N’allez pas faire honneur à M. Le Gendre de toute cette belle éloquence qui vous émerveille ; ce sont des bribes décousues de différentes lettres de condoléance qu’on lui a écrites et qu’il s’est rappelées. L’ami Digeon est bien occupé d’autre chose que d’exalter la tête froide de son futur beau-père. Au reste, il fait très-bien, celui-ci, de vous cajoler toutes deux. Il ne sait pas le secret.

Point de vin ! Mademoiselle, cela vous plaît à dire. Ma sœur est fort contente de ses vendanges. Je crains seulement que le vin ne se garde pas. Mais il y a un remède, c’est de le boire plus vite.

Je vous fais mon compliment sur vos récoltes. Si la cherté du blé continue, c’est qu’il ne peut plus y en avoir de vieux, et que le nouveau n’est pas battu. Je n’ai point de foi au monopole. Le monopole du blé ne peut nuire, à moins qu’il ne s’y joigne de l’autorité.

Que faites-vous de M. Gras ? Qu’il fasse le commerce de grains tant qu’il voudra, mais qu’il ne vous fasse pas brûler.
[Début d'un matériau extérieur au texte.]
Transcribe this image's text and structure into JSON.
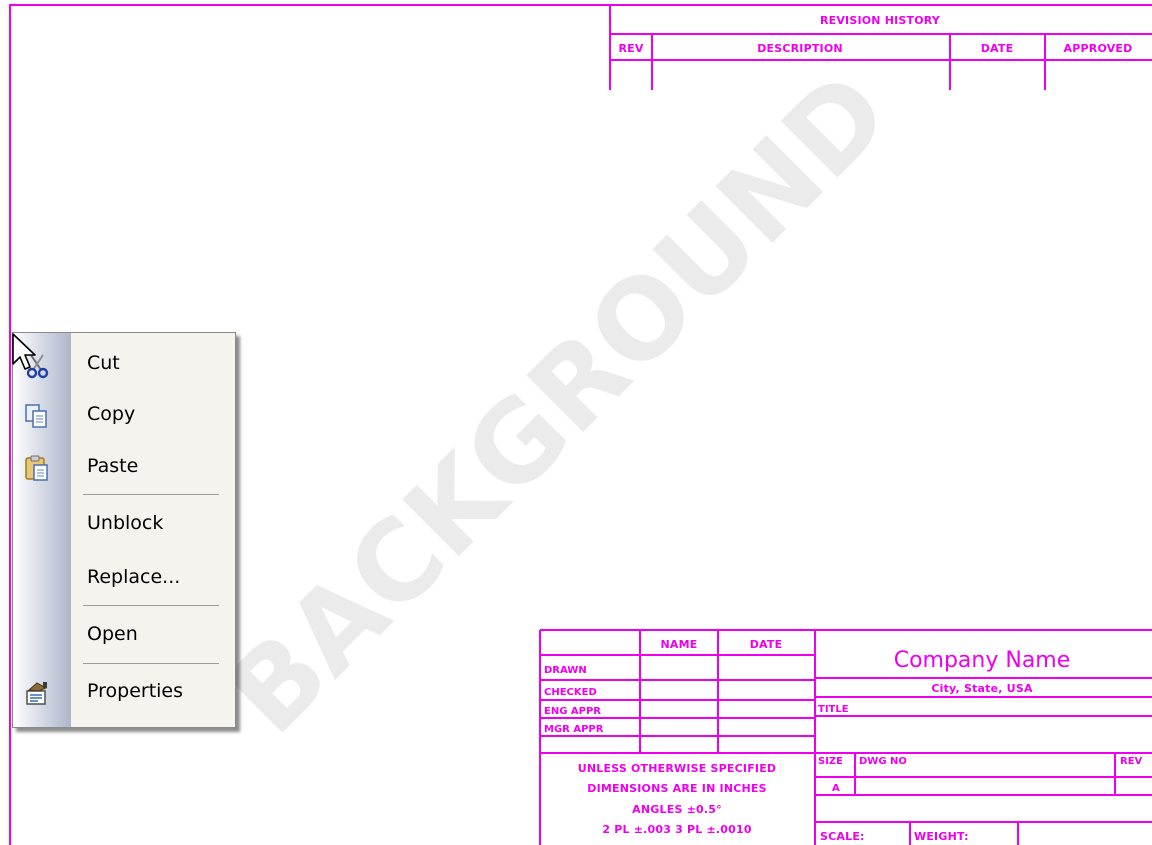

On n’a que faire de recommander à maman de s’expliquer là-dessus, et de prendre sa grosse voix.

Ah ! Dieu soit loué ! voilà donc dom Micon Marin parti ; et vous ne vous excédez plus de fatigue avec lui. S’il ne vous a pas renvoyé deux lettres au moins, je n’y entends plus rien, car il me semble que j’ai écrit presque tous les jours.

Le prince de Galilzin est à Bruxelles ; il y restera deux mois. Il en repartira pour Berlin, où il passera l’hiver, si on le laisse en repos. De Berlin, il se rendra à Pétersbourg, où je veux absolument qu’il emmène sa femme ; car on dit que si elle manque de quelque chose, ce n’est pas de finesse, éloge qu’on peut faire de presque toutes les femmes ; j’en excepte pourtant le mouton de Dieu, que j’aime pour la rareté et pour d’autres belles et bonnes qualités. Ah ! si elle voulait seulement pour un an… Mademoiselle, proposez-lui encore.

Ah ! ah ! vous courez sur les brisées de votre concierge ! Il vous faut aussi du clergé ! Mais ce n’est pas un trop mauvais pis-aller. Un homme comme un autre est un prêtre tout nu : demandez plutôt à l’abbé Marin, ou à Mme de Meaux de Vitry.